Re: Control over collapsing margins

On Tue, Apr 28, 2009 at 9:50 AM, Niels Matthijs
<niels.matthijs@internetarchitects.be> wrote:
> -----Original Message-----
> From: Giovanni Campagna [mailto:scampa.giovanni@gmail.com]
> Sent: 28 April 2009 16:39
> To: Niels Matthijs
> Cc: www-style@w3.org
> Subject: Re: Control over collapsing margins
>
>> Of course it is a hack, but at least it works most of time.
>
> I think, with column modules, SVG graphics, css animation and
> multibg/rounded-corner boxes in the making that we shouldn't just be
> content with hacking our way across margins anymore. It's one of the
> most basic css properties and important for a solid page structure. I'd
> hope to use it when css3 support is there without needed to hack my way
> around a simple thing like this.
>
>> On the other side, I don't see the necessity for "margin-top-collapse"
>> / "margin-bottom-collapse" or even just "margin-collapse" (since we
>> need margin-left-collapse and margin-right-collapse for Japanese and
>> Mongolian)
>
> It is useful from time to time.
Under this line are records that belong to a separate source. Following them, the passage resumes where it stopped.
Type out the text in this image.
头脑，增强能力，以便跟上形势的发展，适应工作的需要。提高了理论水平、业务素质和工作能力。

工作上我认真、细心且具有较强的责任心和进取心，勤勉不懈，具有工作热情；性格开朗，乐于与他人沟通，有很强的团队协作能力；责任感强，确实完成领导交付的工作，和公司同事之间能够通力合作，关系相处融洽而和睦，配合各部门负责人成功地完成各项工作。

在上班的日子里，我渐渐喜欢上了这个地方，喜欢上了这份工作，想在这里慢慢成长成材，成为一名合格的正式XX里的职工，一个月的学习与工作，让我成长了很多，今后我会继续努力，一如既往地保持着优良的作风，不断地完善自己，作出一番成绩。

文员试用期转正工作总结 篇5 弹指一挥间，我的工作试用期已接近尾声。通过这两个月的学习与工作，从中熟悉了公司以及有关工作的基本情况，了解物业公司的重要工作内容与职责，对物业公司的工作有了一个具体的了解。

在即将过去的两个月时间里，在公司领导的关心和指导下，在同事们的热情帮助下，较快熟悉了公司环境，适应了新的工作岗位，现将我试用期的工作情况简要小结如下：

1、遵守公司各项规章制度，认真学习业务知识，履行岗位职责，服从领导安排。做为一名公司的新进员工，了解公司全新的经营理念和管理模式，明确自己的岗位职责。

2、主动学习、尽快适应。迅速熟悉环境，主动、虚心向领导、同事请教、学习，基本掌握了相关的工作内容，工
Meyer gave a good example of p's nested
> in a li element (where the top of the first paragraph should line up
> with the top of the li element if it isn't visually separated.
>
> Not quite sure if a BFC is such a good idea, since this seems to involve
> more than simply controlling the collapsing margin, and could have
> unwanted effects?

Well, in my experience the major effects of creating a BFC are that
margins won't collapse through them, they contain their descendant
floats, and they won't overlap sibling floats.  I use them (typically
through the overflow hack) regularly in my designs for all of those
reasons.

Does anyone know of any other 'standard features' of BFCs that I'm missing?